Ahmadinejad Invites Sudanese Counterpart to NAM Summit
TEHRAN (FNA)- Iranian President Mahmoud Ahmadinejad invited his Sudanese counterpart Omar Hassan al-Bashir to attend the next summit of the Non-Aligned Movement (NAM) in Tehran this summer.
Iranian Vice-President for International Affairs Ali Saeedlou, who is in Sudan for an official three-day visit, submitted the invitation message from President Ahmadinejad to Bashir.
Late in March 2012, Iranian Foreign Ministry Spokesman Ramin Mehman-Parast told FNA that the 16th meeting of the NAM heads of state would be held in Tehran in summer, and hoped that "the meeting will be held in the best possible manner".
"This meeting is of high importance and member states of the movement have very high capacity to influence political and international developments," he added.
The spokesman added that participation of NAM leaders in the Tehran meeting could result in positive decisions on various political issues.
Iran has the rotating presidency of the Movement for three years.
NAM, which has 118 member states, is an international organization of states considering themselves not formally aligned with or against any major power bloc. NAM is the largest grouping of countries outside of the United Nations.
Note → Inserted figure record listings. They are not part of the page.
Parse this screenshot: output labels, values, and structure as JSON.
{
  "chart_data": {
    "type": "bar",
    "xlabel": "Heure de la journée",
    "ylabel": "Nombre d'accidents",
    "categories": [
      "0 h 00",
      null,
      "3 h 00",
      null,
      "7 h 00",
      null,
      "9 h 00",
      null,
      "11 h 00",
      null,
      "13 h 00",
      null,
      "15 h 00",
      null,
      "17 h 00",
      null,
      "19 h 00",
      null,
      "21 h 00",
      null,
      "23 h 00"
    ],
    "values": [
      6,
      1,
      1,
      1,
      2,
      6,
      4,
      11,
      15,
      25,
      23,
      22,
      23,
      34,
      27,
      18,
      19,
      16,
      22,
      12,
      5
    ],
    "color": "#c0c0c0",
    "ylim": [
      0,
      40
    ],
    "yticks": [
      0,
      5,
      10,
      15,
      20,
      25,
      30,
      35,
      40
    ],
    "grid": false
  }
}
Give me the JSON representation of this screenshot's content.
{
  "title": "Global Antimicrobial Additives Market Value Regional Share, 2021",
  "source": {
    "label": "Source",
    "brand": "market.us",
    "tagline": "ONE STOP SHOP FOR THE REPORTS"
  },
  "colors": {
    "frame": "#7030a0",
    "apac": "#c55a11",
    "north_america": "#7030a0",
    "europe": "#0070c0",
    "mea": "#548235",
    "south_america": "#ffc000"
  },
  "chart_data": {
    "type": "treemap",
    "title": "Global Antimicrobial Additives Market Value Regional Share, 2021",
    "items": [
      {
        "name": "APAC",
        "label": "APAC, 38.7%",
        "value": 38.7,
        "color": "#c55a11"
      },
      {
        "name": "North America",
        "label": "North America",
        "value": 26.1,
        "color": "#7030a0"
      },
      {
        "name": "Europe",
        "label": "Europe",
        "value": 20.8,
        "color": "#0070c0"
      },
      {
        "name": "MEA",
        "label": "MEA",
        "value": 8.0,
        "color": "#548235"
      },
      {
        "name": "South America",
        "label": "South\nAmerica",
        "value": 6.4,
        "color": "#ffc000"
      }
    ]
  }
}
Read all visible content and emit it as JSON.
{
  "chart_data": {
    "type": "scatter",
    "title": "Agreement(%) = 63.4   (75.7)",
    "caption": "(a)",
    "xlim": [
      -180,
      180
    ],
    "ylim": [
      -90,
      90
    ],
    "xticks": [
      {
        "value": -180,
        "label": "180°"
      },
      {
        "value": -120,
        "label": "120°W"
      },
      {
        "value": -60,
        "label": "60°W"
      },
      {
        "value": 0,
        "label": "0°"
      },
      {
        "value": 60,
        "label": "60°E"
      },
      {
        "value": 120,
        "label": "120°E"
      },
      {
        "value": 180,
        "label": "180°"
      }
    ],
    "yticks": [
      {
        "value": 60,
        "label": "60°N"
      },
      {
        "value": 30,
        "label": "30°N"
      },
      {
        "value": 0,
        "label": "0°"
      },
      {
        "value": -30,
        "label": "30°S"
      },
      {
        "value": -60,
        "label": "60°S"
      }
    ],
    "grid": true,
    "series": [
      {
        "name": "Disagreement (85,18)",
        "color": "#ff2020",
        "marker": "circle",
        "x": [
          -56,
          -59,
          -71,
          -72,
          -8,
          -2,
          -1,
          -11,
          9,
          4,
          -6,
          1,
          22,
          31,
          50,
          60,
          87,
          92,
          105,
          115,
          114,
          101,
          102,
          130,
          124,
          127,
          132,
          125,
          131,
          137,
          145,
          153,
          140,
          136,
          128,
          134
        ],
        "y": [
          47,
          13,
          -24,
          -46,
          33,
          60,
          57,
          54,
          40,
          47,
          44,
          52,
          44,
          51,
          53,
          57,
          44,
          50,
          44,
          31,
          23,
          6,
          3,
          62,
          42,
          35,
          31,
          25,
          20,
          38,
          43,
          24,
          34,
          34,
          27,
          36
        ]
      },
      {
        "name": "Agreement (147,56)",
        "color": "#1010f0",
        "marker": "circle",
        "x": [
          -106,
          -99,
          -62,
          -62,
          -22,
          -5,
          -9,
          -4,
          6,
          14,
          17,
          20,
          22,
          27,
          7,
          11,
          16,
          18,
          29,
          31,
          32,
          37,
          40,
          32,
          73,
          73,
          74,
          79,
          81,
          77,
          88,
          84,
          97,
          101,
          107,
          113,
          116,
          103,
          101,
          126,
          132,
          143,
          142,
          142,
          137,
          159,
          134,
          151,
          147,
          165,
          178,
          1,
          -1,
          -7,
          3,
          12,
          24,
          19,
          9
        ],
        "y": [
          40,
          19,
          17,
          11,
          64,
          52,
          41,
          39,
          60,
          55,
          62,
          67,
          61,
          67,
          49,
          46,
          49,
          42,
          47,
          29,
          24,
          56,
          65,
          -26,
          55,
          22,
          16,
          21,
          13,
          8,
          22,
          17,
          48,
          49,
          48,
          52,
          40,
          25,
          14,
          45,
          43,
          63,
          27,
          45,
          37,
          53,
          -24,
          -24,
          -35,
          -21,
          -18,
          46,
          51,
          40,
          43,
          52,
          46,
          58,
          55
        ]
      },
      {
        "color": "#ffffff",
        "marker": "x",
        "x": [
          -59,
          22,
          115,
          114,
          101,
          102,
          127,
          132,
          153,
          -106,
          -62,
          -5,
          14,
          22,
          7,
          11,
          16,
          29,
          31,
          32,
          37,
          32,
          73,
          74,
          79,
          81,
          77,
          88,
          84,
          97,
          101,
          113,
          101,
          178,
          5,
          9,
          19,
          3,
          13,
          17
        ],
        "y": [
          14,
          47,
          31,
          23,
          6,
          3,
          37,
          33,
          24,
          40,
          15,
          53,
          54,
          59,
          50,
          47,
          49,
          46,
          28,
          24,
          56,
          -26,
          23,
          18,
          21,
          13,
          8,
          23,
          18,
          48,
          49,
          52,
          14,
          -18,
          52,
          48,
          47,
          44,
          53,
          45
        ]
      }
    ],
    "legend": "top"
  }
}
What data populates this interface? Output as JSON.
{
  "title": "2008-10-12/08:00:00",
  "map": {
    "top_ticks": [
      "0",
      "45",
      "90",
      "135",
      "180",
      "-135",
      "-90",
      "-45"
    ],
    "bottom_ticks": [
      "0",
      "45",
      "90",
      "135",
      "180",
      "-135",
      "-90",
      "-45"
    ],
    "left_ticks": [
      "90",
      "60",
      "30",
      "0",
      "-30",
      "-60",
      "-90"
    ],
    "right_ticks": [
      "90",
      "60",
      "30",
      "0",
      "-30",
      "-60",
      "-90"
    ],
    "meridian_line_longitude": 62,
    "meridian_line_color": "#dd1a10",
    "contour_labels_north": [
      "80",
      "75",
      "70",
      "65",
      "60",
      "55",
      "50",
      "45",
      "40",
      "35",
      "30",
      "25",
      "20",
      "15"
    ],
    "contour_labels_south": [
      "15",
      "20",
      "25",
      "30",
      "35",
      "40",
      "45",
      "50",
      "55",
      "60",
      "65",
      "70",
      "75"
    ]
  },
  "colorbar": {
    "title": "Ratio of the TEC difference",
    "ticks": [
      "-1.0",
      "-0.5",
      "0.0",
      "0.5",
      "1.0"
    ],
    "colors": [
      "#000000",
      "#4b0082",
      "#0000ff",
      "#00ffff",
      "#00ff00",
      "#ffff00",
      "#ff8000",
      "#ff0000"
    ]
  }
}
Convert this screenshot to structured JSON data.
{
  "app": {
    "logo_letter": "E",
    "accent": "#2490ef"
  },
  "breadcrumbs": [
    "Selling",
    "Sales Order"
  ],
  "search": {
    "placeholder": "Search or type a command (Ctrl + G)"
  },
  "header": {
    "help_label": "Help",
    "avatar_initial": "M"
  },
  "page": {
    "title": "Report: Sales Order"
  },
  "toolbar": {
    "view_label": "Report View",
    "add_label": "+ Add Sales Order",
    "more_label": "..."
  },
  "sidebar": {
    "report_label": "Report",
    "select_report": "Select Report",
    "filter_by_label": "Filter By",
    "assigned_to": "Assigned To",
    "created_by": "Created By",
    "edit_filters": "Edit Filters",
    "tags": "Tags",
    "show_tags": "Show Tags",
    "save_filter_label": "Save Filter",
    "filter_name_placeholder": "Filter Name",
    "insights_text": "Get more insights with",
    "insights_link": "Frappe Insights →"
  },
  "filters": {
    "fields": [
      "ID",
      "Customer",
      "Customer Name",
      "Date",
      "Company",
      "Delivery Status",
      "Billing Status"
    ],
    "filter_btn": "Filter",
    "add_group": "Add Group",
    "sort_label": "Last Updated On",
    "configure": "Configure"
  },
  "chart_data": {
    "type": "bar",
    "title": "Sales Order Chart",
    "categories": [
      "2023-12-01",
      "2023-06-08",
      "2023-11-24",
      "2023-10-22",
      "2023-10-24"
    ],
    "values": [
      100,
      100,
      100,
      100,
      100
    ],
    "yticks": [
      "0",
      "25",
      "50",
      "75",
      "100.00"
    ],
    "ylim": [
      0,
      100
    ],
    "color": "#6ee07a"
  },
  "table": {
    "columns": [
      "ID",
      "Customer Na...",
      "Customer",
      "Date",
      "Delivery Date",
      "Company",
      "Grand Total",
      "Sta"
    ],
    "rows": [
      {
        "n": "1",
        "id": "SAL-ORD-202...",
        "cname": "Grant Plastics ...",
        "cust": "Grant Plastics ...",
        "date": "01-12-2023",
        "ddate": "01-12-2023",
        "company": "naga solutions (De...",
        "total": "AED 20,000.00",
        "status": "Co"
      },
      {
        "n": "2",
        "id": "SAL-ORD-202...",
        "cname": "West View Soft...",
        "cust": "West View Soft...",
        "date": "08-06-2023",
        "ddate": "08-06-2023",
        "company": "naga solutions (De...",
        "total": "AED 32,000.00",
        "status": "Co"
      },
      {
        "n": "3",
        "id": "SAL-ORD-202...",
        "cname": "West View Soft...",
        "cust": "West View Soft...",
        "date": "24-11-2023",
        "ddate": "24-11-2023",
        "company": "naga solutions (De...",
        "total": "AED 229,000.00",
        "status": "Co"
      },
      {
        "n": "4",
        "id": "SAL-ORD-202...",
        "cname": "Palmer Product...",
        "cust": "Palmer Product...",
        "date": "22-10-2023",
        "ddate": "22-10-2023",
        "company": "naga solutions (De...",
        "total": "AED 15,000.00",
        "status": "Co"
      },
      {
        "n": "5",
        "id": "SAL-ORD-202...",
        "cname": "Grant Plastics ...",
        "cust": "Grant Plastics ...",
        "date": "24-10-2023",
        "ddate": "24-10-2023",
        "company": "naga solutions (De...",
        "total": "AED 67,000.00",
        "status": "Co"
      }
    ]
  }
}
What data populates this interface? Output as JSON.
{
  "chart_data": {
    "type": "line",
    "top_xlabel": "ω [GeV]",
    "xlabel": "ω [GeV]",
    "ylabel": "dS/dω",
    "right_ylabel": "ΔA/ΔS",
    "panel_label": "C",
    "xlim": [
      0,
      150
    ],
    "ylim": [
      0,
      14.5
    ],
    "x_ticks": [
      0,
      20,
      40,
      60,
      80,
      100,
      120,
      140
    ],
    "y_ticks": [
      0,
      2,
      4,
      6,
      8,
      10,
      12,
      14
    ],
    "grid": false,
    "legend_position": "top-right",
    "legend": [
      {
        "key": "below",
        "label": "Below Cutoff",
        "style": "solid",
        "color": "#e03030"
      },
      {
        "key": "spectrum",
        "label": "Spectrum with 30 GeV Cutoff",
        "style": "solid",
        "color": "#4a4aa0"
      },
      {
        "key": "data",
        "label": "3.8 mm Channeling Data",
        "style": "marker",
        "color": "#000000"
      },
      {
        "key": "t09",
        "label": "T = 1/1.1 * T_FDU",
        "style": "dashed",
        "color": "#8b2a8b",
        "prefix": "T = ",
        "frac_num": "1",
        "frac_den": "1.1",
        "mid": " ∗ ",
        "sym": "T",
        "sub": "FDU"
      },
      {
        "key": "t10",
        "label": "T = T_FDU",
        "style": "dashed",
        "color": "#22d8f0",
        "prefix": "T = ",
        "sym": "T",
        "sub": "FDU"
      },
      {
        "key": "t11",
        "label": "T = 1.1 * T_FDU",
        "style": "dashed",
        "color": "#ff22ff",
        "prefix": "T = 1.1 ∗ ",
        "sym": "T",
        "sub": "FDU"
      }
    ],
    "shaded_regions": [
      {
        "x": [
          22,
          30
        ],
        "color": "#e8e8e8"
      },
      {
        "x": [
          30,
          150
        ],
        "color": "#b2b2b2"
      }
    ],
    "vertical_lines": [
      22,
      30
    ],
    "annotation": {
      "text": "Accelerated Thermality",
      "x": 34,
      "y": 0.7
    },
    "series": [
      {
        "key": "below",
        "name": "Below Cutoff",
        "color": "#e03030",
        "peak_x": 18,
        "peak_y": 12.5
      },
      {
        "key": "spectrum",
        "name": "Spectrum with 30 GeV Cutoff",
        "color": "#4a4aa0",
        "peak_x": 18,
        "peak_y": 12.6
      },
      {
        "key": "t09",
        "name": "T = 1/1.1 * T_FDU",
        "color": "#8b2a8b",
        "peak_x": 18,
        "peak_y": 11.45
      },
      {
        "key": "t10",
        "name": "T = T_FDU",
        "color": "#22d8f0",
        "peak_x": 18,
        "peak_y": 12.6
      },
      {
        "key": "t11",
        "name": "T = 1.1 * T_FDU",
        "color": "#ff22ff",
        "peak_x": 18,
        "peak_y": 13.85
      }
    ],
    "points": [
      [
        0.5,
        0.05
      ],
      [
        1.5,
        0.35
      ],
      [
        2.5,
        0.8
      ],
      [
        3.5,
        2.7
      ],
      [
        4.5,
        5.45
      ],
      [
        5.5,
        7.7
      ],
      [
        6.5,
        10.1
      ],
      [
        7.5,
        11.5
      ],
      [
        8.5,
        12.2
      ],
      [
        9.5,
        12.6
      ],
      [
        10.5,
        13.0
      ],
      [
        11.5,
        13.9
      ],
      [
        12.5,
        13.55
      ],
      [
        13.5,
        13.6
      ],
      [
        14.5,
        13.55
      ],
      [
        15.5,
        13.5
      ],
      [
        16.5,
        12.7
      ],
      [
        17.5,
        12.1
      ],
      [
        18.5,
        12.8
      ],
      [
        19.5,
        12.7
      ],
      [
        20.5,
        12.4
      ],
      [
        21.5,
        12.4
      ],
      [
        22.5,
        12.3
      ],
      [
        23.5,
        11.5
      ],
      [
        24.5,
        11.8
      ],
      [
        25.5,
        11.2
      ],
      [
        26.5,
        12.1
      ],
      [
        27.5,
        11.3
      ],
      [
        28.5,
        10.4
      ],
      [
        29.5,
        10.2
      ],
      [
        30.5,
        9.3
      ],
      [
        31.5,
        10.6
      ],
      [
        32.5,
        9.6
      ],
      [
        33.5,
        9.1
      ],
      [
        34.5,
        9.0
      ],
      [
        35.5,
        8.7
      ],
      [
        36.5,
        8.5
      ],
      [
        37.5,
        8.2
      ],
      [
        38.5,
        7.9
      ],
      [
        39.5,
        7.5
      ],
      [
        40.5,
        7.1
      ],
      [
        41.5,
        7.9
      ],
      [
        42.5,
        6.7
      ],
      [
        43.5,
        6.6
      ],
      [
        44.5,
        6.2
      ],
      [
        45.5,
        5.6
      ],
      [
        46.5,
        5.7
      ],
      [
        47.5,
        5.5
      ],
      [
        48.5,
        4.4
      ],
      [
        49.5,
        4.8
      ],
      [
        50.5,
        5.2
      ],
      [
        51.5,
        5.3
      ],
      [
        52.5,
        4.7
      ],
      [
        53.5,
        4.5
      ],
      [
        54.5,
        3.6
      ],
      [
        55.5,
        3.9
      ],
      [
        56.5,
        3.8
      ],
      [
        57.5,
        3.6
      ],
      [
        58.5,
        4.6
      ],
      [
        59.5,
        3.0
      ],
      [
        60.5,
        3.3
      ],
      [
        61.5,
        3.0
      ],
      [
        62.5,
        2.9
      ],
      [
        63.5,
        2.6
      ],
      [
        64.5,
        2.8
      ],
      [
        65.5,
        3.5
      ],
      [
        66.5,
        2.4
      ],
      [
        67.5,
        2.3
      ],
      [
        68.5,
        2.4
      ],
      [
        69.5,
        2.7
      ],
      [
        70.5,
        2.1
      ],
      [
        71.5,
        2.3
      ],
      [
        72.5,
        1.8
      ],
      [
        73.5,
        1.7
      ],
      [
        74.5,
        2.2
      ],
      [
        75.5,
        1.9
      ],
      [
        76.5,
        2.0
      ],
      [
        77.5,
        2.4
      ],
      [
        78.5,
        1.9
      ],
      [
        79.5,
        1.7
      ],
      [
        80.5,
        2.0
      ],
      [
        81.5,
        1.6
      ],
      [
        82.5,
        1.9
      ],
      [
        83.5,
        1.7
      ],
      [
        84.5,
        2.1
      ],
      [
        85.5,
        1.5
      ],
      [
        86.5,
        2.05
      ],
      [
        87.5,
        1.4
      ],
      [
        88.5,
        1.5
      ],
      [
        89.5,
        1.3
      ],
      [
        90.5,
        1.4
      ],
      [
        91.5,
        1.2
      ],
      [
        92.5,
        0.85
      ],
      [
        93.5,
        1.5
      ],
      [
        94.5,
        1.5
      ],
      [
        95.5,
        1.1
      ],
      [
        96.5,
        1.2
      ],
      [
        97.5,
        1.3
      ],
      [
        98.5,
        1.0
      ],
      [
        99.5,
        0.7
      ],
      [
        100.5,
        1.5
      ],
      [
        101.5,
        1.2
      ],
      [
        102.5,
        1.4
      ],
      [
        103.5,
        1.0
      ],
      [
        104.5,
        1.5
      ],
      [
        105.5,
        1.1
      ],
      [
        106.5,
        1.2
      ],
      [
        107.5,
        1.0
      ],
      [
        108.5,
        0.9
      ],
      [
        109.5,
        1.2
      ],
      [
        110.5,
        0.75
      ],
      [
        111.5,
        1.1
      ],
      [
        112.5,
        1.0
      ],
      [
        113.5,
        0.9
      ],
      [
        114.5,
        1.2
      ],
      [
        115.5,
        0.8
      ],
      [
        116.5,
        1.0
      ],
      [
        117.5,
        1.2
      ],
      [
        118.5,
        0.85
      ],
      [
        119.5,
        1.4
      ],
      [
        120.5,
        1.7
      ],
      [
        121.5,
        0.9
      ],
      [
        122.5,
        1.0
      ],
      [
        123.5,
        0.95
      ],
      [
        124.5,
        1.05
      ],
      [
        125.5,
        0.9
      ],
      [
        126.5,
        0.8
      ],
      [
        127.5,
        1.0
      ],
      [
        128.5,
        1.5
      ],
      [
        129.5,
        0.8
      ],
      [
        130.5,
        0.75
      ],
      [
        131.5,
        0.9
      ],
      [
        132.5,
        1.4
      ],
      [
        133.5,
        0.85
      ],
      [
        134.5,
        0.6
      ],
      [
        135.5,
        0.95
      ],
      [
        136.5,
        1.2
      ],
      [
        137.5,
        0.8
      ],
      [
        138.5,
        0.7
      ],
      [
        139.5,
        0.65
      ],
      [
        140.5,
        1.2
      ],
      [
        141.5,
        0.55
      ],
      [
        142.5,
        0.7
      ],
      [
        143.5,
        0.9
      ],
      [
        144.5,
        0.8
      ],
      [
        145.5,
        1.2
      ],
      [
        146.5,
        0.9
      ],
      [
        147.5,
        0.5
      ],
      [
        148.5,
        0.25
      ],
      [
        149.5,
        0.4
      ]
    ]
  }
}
NAM member states represent nearly two-thirds of the United Nations' members and comprise 55% of the world population, particularly countries considered to be developing or part of the Third World.
The movement is largely the brainchild of India's first Prime Minister Jawaharlal Nehru, former President of Egypt Jamal Abdul Nasser, and former Yugoslav President Josip Broz Tito.
It was founded in April 1955 and has 118 members. The purpose of the organization as stated in the Havana Declaration of 1979 is to ensure "the national independence, sovereignty, territorial integrity and security of non-aligned countries" in their "struggle against imperialism, colonialism, neo-colonialism, racism, and all forms of foreign aggression, occupation, domination, interference or hegemony as well as against great power and bloc politics."